TATER TOT ENTREE BOWLS

America’s beloved side dish becomes a grain bowl minus grain
The Dog House Truck
Portland, OR

Ore-Ida’s tater tots gave a nation of kids our only reason to get excited for school lunch growing up. On a serious hunch in 1953, the Oregon-and-Idaho-based company took bite-sized potato scraps, seasonings, and deep fried all this goodness together. But why does this nostalgic side dish need to stay a side? That’s what Portland food truck The Dog House Truck wondered, so they made the tot an an entire meal. The Dog House Truck’s Tot Bowls take fantastic toppings, like pineapple, fried egg, and house-made Korean chili sauce, and layers them on top a base of one pound of crispy tater tots. And sure, for $2 you can substitute for sweet potato tots, but the OG tot is the OR-iginal for a reason.

Stefanie Aguilera

MARIONBERRY-GLAZED DUCK

A region sweet on its cultivar heads into the savory territory
Bari Restaurant and Bar
Salem, OR

Oregon State University was cool enough to invent a local variant of blackberry back in the 1900s, and since then, the state’s gone wild for its sweet, tangy flavor.

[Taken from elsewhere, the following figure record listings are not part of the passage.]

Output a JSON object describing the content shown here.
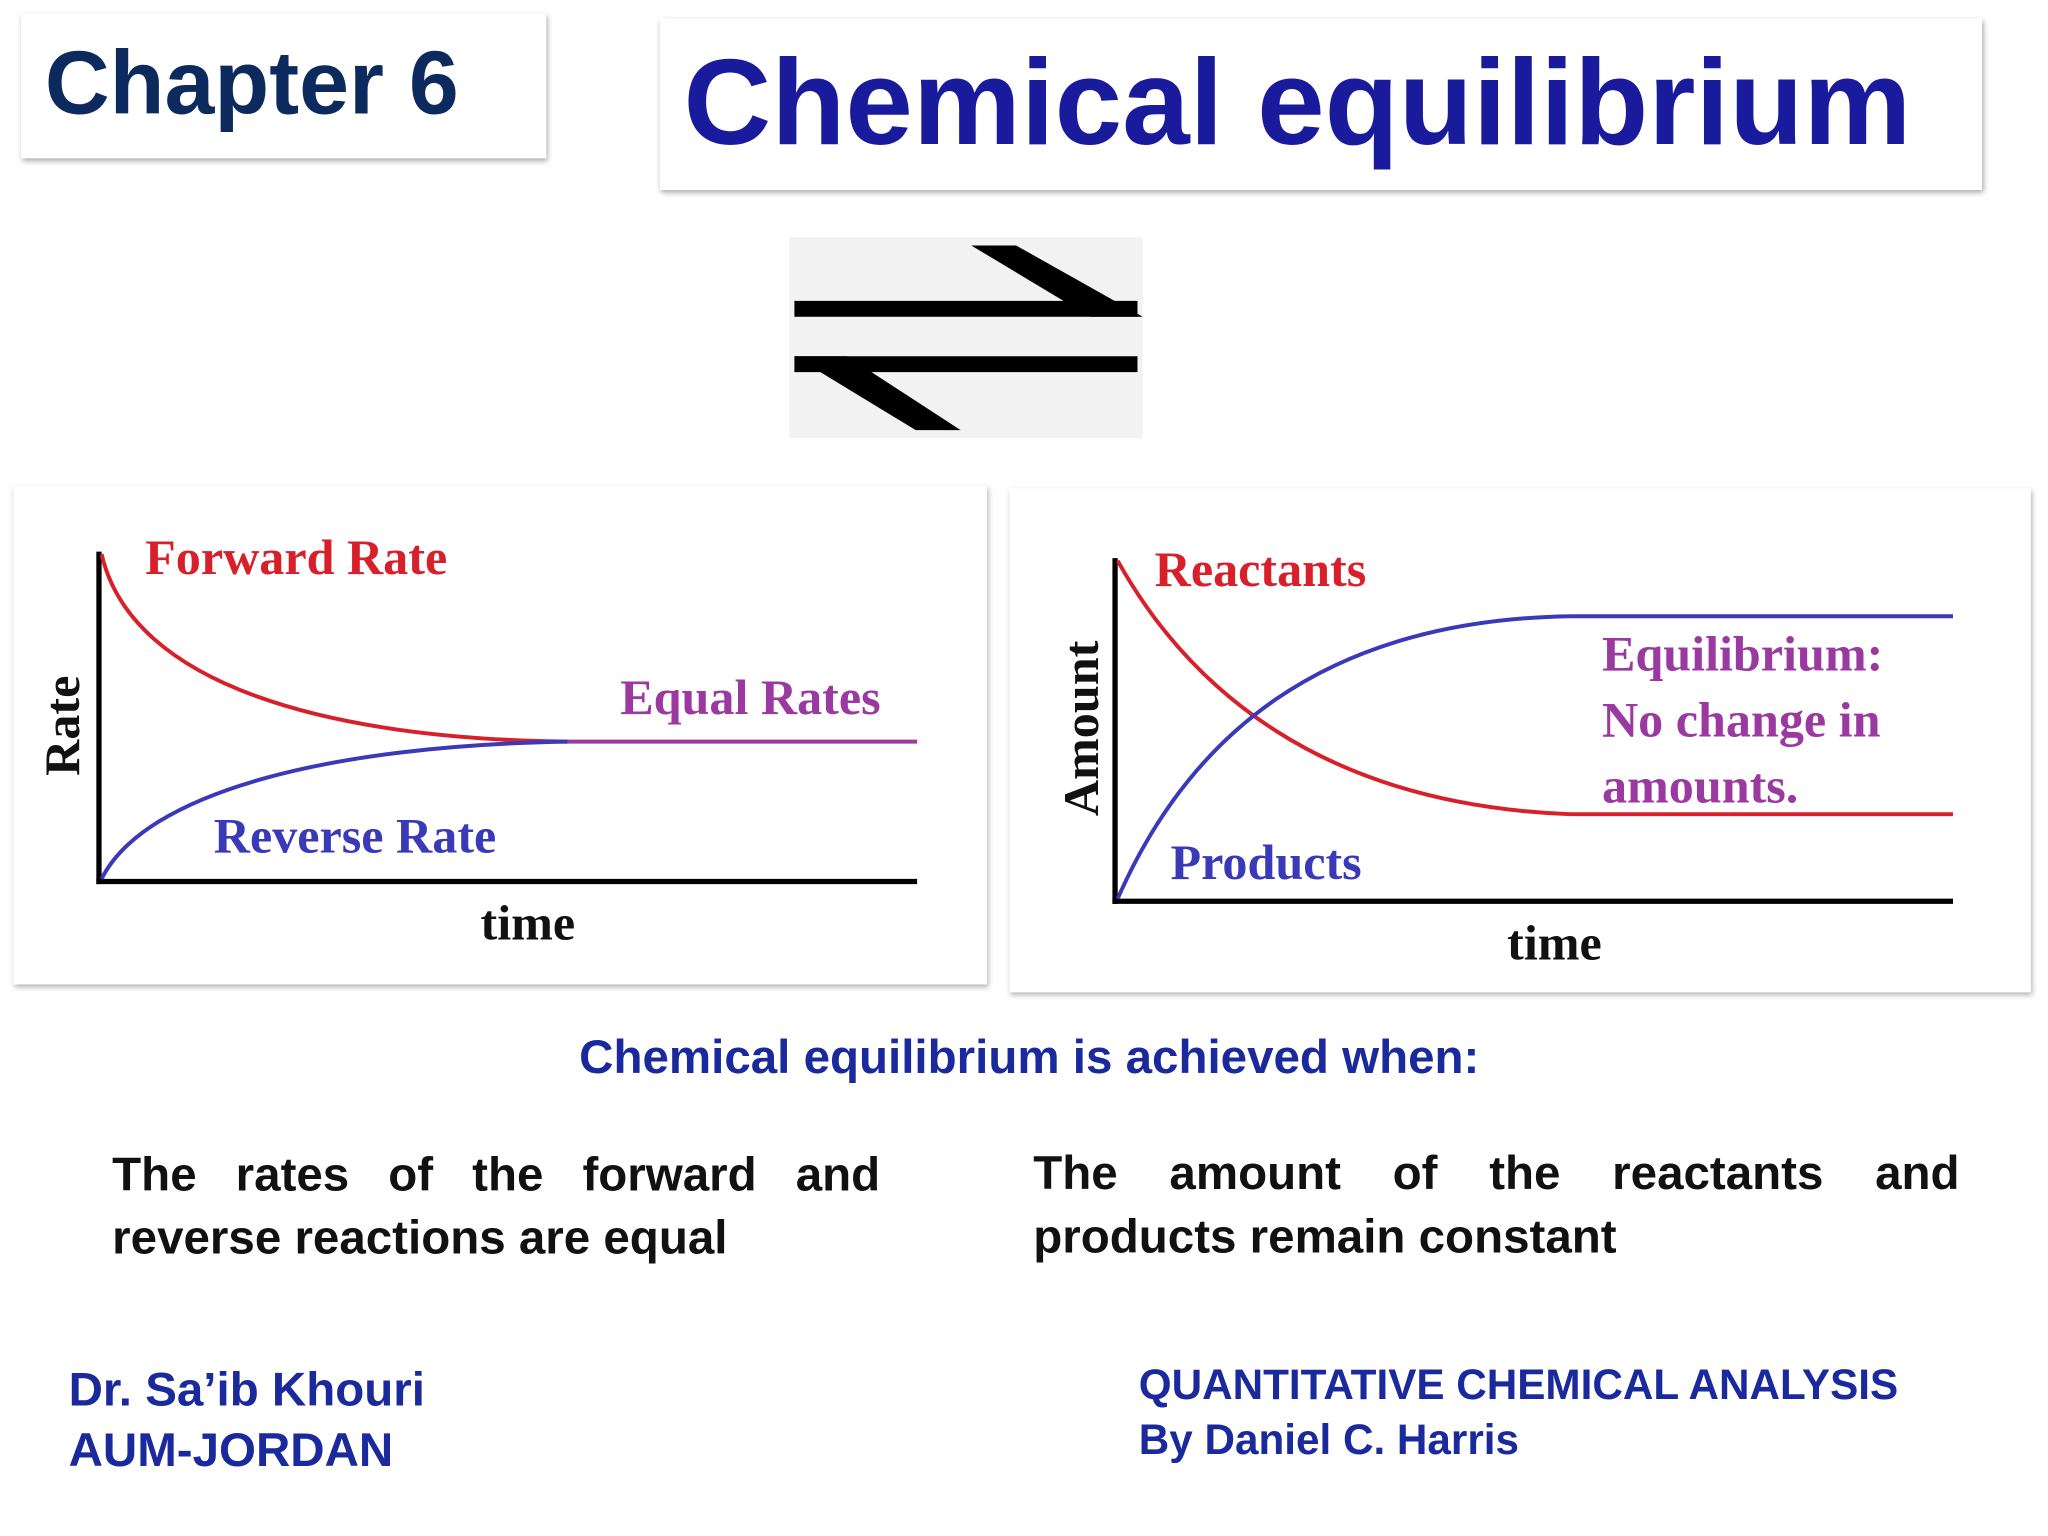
{
  "header": {
    "chapter": "Chapter 6",
    "title": "Chemical equilibrium"
  },
  "rate_diagram": {
    "forward_label": "Forward Rate",
    "equal_label": "Equal Rates",
    "reverse_label": "Reverse Rate",
    "y_label": "Rate",
    "x_label": "time"
  },
  "amount_diagram": {
    "reactants_label": "Reactants",
    "equilibrium_label": [
      "Equilibrium:",
      "No change in",
      "amounts."
    ],
    "products_label": "Products",
    "y_label": "Amount",
    "x_label": "time"
  },
  "conditions": {
    "heading": "Chemical equilibrium is achieved when:",
    "items": [
      "The rates of the forward and reverse reactions are equal",
      "The amount of the reactants and products remain constant"
    ]
  },
  "footer": {
    "author": [
      "Dr. Sa’ib Khouri",
      "AUM-JORDAN"
    ],
    "book": [
      "QUANTITATIVE CHEMICAL ANALYSIS",
      "By Daniel C. Harris"
    ]
  }
}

After utilizing marionberries as a base for just about everything else (jam, beer, ice cream -- you name it, they did it) the berry was bound to hit its culinary ceiling eventually, right? Nope. It just expanded into wilder combinations. After colonizing every pie and jelly it could, the marionberry set its sights on savory dishes. At Bari restaurant, the beloved berry pairs with the rich dark meat of duck, for a sweet veneer atop a deep flavor. Duck breast glazed with marionberry and duck fat sauce is an intricate taste of berry heaven on a plate.

Alembic

DUCK HEARTS

The city that put Peking duck on the US map looks inward for inspiration
Alembic
San Francisco, CA

You can thank SF in part for popularizing Peking duck in America -- a Chinese legacy dating all the way back to the 15th century. Although the dish didn’t sweep the nation till Nixon’s visit to China, delicious détente had long been a thing in San Francisco (despite its Chinatown leaning pretty much Cantonese), where Peking ducks were imported to make... well, Peking duck as early as 1901. But the city's long history with the boat-like birds takes on a deconstructed twist at The Alembic. Executive chef Rachel Aronow goes literally straight for the heart with jerk-spiced duck hearts with a side of pickled pineapples. By foregoing the Peking preparation focused on smoky skin and muscle, she’s steered the floating fowl to an offal new frontier. Now that’s getting the most out of your Muscovy.

Joule

GEODUCK FRIED RICE

A ubiquitous Asian meal gets happy as a clam
Joule
Seattle, WA

The crown jewel of the PNW happens to be the world’s largest burrowing clam. Pronounced “gooey duck,” this massive mollusk lives in the Puget Sound along the northwestern coast of Washington and has US chefs paying out anywhere from $20-$30 a pound for its sweet, meaty goodness. Sure, you can try it in sushi restaurants as sashimi, but Seattle’s critically acclaimed Joule is going where no one else has gone with geoduck before. Headed by Rachel Yang and Seif Chirchi, the contemporary Korean steakhouse goes bold with the mollusk in a geoduck fried rice served with seaweed and pork rind. It makes sense, when you think about how well crab and shrimp’s brininess pairs with fried rice, but geoduck imparts a sweetness both lack.

HUCKLEBERRY BBQ SAUCE

Montana’s jealously guarded wild berries define a regional glaze
Lolo Creek Steakhouse
Lolo, MT

Native to the northwest rockies, you can’t just grow huckleberries in your backyard. The prized fruit of Montana is often difficult to hunt for in areas like the mountains and forests, so their scarcity is seriously part of their allure. Finding giant clusters of them? Even harder. So moving away from a basic jam, pie, or tart to something like the BBQ glaze that Lolo Creek Steakhouse is slathering on tender cuts of meat is that much more adventurous. Order up a pair of huckleberry hog “wings” (pork tenders on the bone) and prepare for the perfect marriage of sweet, tangy, and savory.